Once you have fixed the model, you can use dynamic programming to determine the position of the spaces. The most likely sentence is one that maximizes the product of the probability of each individual word, and it is easy to calculate using dynamic programming. Instead of using probability directly, we use the value defined as the logarithm of the reciprocal of the probability to avoid overflow.
The code
from math import log # Build a cost dictionary, assuming Zipf law and cost = -math.log(probability). words = open("words-by-frequency.txt").read().split() wordcost = dict((k, log((i+1)*log(len(words)))) for i,k in enumerate(words)) maxword = max(len(x) for x in words) def infer_spaces(s): """Uses dynamic programming to infer the location of spaces in a string without spaces.""" # Find the best match for the i first characters, assuming cost has # been built for the i-1 first characters. # Returns a pair (match_cost, match_length). def best_match(i): candidates = enumerate(reversed(cost[max(0, i-maxword):i])) return min((c + wordcost.get(s[ik-1:i], 9e999), k+1) for k,c in candidates) # Build the cost array. cost = [0] for i in range(1,len(s)+1): c,k = best_match(i) cost.append(c) # Backtrack to recover the minimal-cost string. out = [] i = len(s) while i>0: c,k = best_match(i) assert c == cost[i] out.append(s[ik:i]) i -= k return " ".join(reversed(out))
which you can use with
s = 'thumbgreenappleactiveassignmentweeklymetaphor' print(infer_spaces(s))
results
I use this quick and dirty dictionary of 125 thousand words, which I collected from a small subset of Wikipedia.
Prior to: thumbgreenappleactiveassignmentweeklymetaphor.

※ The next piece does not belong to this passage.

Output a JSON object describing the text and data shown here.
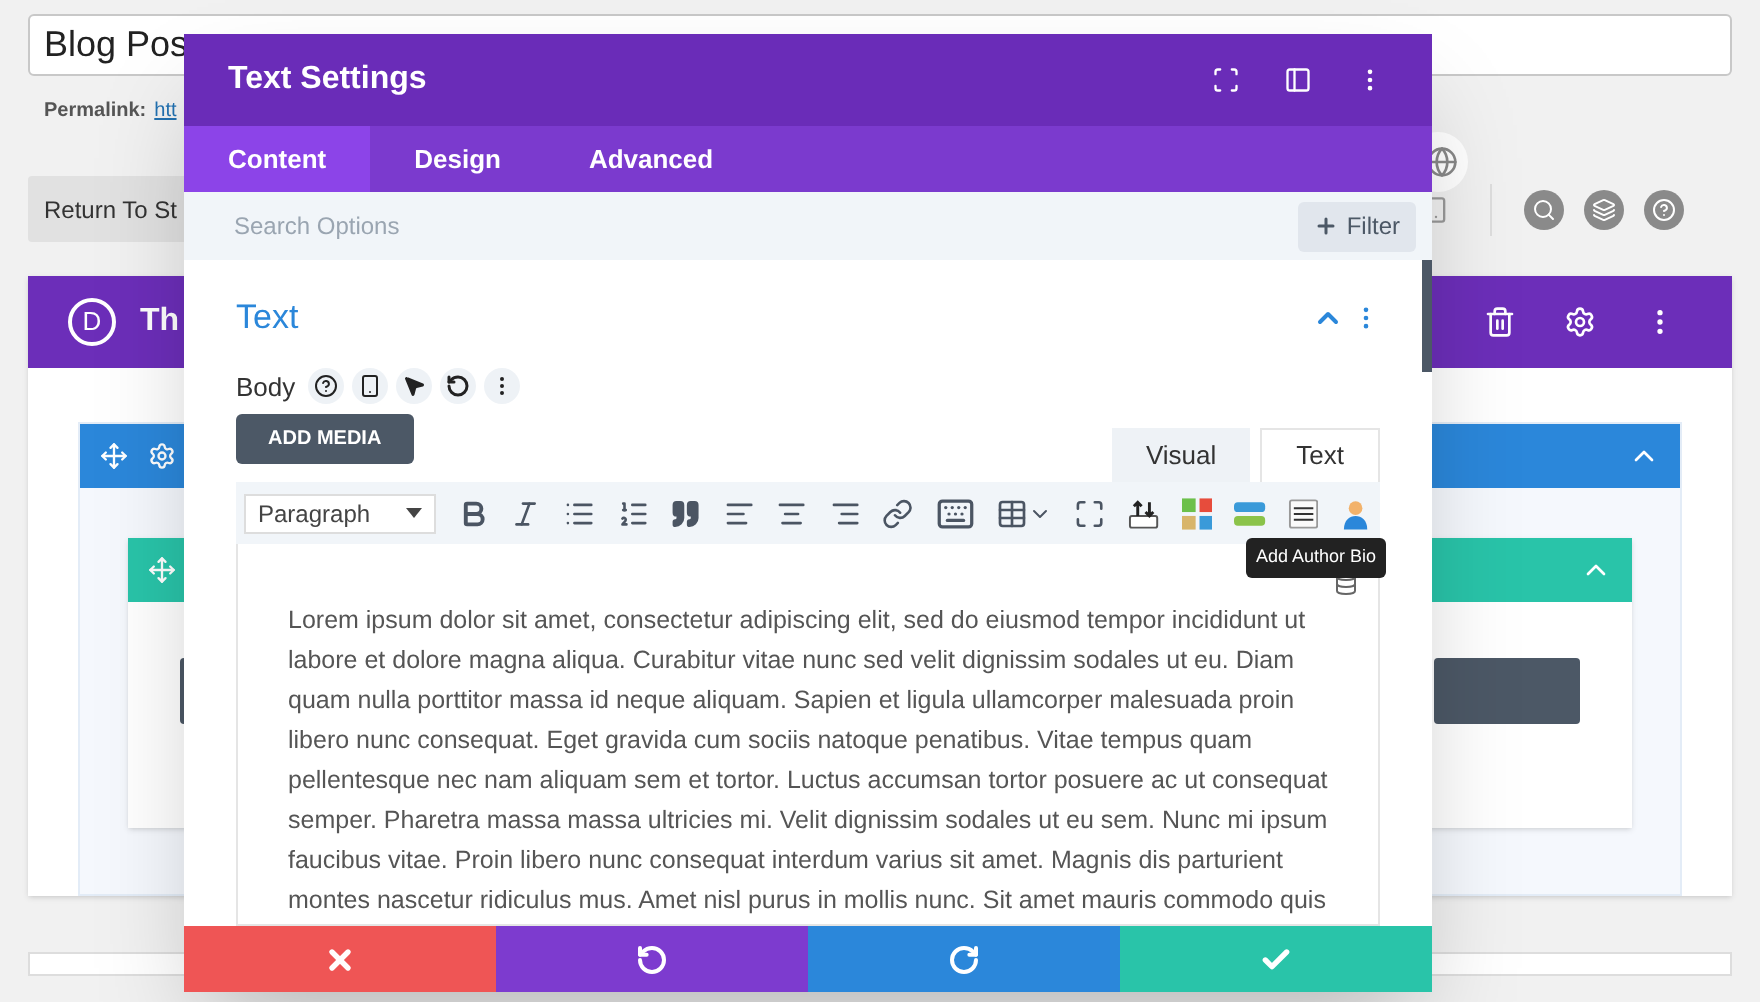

After: thumb a green apple. Active appointment of a weekly metaphor.
To: where there is information about the information about the parties mentioned above, odelimitedcharactersinthemforexamplethumbgreenappleactiveassignmentweeklymetapho rapparentlytherearethumbgreenappleetcinthestringialsohavealargedictionarytoquery whetherthewordisreasonablesowhatsthefastestwayofextraction thanks.

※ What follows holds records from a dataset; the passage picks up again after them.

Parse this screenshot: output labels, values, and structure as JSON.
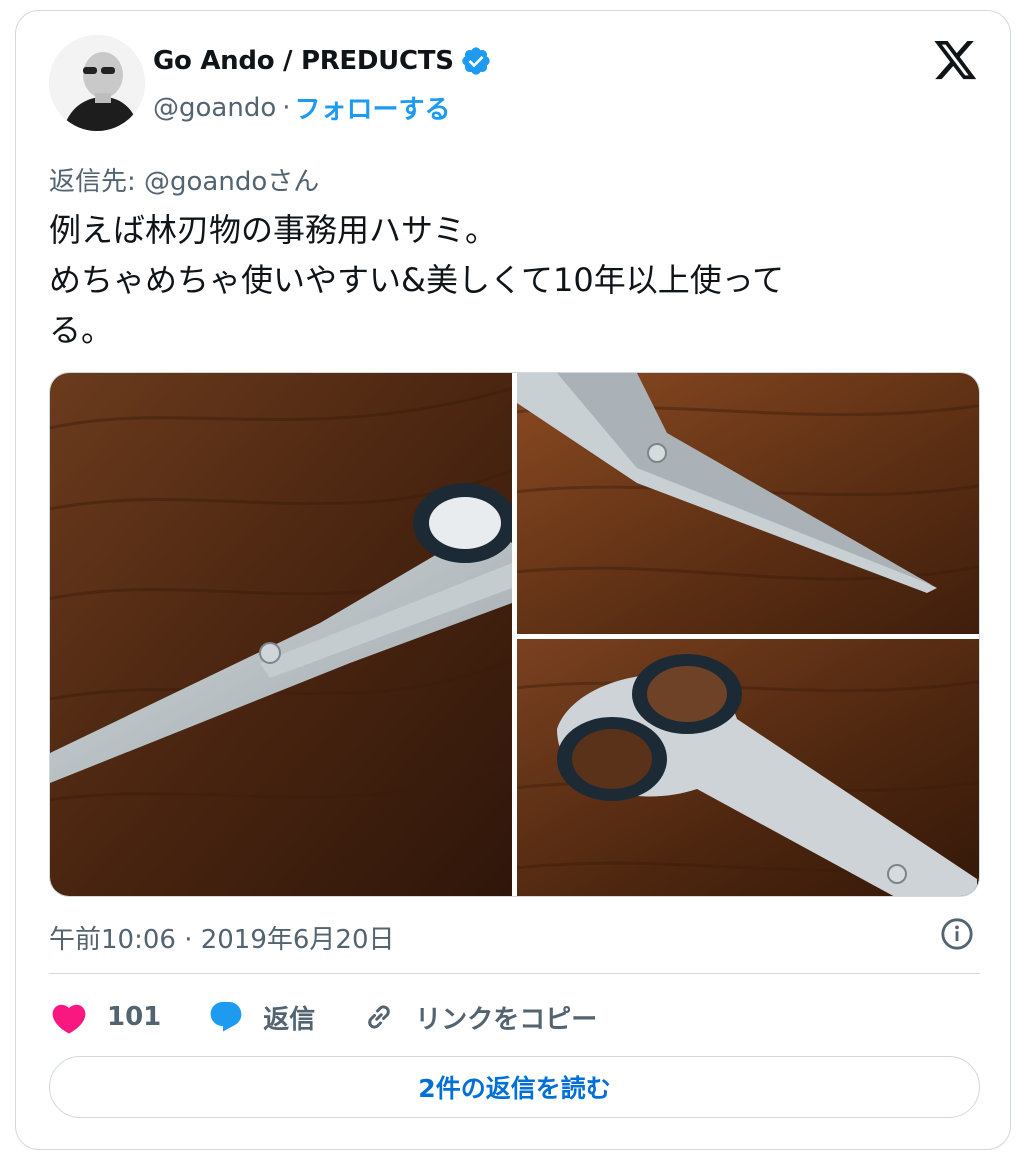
{
  "author": {
    "name": "Go Ando / PREDUCTS",
    "handle": "@goando",
    "separator": "·",
    "follow_label": "フォローする"
  },
  "tweet": {
    "reply_to": "返信先: @goandoさん",
    "text_lines": [
      "例えば林刃物の事務用ハサミ。",
      "めちゃめちゃ使いやすい&美しくて10年以上使って",
      "る。"
    ],
    "timestamp": "午前10:06 · 2019年6月20日"
  },
  "actions": {
    "likes": "101",
    "reply_label": "返信",
    "copy_link_label": "リンクをコピー"
  },
  "read_replies_label": "2件の返信を読む",
  "icons": {
    "logo": "x-logo-icon",
    "verified": "verified-badge-icon",
    "like": "heart-icon",
    "reply": "speech-bubble-icon",
    "link": "link-icon",
    "info": "info-icon"
  },
  "colors": {
    "accent": "#1d9bf0",
    "link_text": "#006fd6",
    "like": "#f91880",
    "secondary_text": "#536471",
    "border": "#cfd9de"
  }
}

After: there is a lot of textual information about people's comments, which is analyzed from html, but they do not have separator characters, for example, a green apple label. The active purpose of the weekly metaphor, apparently, is the fingers of a green apple, etc. in line, I also have a large dictionary for asking if the word is reasonable, so the fastest way to extract is thanks a lot.
Prior to: itwasadarkandstormynight therainfellintorrentsexceptatocial intervalswhenchwatchhecked theaviolentgustofwindwhichsweptupthestreetsforitisinlondonthatsceneliesrattlingalhousetopsandfiercelyagitatingthescantyflameamphelthstthggaggt
After: there was a dark and stormy night when the rain fell in torrents, with the exception of random intervals, when it was checked by a strong gust of wind that swept through the streets, because there was a roar on the ground in London, and furiously excited the meager flame of the lamps that fought against the darkness.
As you can see, this is essentially flawless. The most important part is to make sure that your word list has been trained in a corpus similar to the one you really come across, otherwise the results will be very bad.
Optimization
The implementation consumes a linear amount of time and memory, so it is quite efficient. If you need extra speedups, you can build a suffix tree from a list of words to reduce the size of the candidate set.
If you need to process a very large sequential string, it would be wise to split the string to avoid excessive memory usage. For example, you can process text in blocks of 10,000 characters plus a 1000 character marker on each side to avoid boundary effects. This will minimize memory usage and will almost certainly not affect quality.